Solche Haltungen hat Aleksandra Kolodziejczyk in der Wahlwerbung der SPÖ für die Wiener Landtagswahlen 2005, das sie für das Buch analysiert hat, entdeckt. Die Sozialdemokraten operieren mit zwei Kategorien von Fremden, den erwünschten und den unerwünschten Fremden ("ZuwanderInnen").
Die Ethnologin schreibt:
Wünschenswerte Elemente des multikulturellen Erlebnisses sollen hervorgehoben werden, unerwünschte Teile des Fremden assimiliert und bestehende Konflikte und Reibungsflächen ausgeblendet werden.
(…)
Die unerwünschten Fremden sollen ausgegrenzt werden, die Erwünschten, die bereits einen sicheren Aufenthaltsstatus besitzen, sollen sich integrieren und sich konform mit den geltenden Gesetzen und sozialen Normen verhalten. (….) Die Verbesserung des Rechtsstatus und der Bedürfnisse von Zugewandterten mit prekären Aufenthaltsbedingungen werden nicht thematisiert.
Grosses Interesse an “Fremdem” konnte sie nicht entdecken, eher bevormundende und moralisierende Aussagen:
Solidarität zwischen den Menschen wird propagiert, weil “alle Fortschritte (…) niemals blind machen (dürfen) für die Schwächeren, die nicht mitkönnen". (…) Die Sozialdemokraten zaehlen alle zugewandterten Personen zu den Schwachen und Hilfsbeduerftigen. Anstatt MigrantInnen als handelnde und gleichberechtigte InteraktionspartnerInnen wahrzunehmen, werden sie als KundInnen der SPÖ in eine hierarchisch unterlegene Position gebracht.
Welche Alternativen gibt es?
Weniger paternalistisch und mit mehr Offenheit scheint eine oesterreichische Bank dieses Thema anzugehen.

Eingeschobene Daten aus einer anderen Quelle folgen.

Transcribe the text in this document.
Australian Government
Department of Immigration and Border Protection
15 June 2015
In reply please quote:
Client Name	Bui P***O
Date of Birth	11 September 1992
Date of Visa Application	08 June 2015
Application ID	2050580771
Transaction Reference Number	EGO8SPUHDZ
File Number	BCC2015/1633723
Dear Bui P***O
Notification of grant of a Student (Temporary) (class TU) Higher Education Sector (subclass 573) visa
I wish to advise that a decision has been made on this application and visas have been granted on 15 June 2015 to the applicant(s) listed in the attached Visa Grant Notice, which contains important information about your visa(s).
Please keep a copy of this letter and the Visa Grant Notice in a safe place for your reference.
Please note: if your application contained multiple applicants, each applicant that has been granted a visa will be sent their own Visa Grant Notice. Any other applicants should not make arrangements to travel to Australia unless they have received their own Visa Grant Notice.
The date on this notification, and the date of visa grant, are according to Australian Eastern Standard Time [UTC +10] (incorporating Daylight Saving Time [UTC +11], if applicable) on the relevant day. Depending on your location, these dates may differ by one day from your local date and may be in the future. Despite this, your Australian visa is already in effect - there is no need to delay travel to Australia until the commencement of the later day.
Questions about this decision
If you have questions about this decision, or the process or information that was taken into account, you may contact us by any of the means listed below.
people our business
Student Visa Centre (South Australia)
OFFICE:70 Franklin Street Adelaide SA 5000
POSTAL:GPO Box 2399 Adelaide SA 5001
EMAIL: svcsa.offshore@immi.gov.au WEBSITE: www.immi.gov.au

Stephanie A. Krawinkler stellt das sogenannte “Diversity Management” der BA-CA (Bank Austria Creditanstalt) vor. Obwohl auch die Bank etwas stereotyp mit Vorstellungen einer “Nationalkultur” umgeht, berücksichtigt sie auch Vielfalt in Bezug auf Alter, Gesundheitszustand und sogar “Lebensweise” (Familienform, sexuelle Orientierung, “Work-Life-Balance"). Das ist eine ganz andere Haltung zu Vielfalt als ich in meinem ersten “richtigen” Job erfuhr. Schnell merkte ich, dass ich mit meinem Ethnologie-Background nur schlecht in die Gemeindeverwaltung hineinpasste. Als ich meinen Chef fragte, ob es moeglich sei, die Stelle meinen Qualifikationen anzupassen, wurde er wütend. Ich hatte meinen Chef niemals zu wütend gesehen.
Als Alternative zu einem essentialistischen Multikulturalismus schlägt Susanne Oberpeilsteiner Wolfgang Welschs Konzept der “Transkulturalität” vor. Dies trage der “Vernetztheit der Kulturen” Rechnung, schreibt sie. Schön wäre noch ein Durchgang der wachsenden anthropologischen Fachliteratur zum Kosmopolitismus gewesen.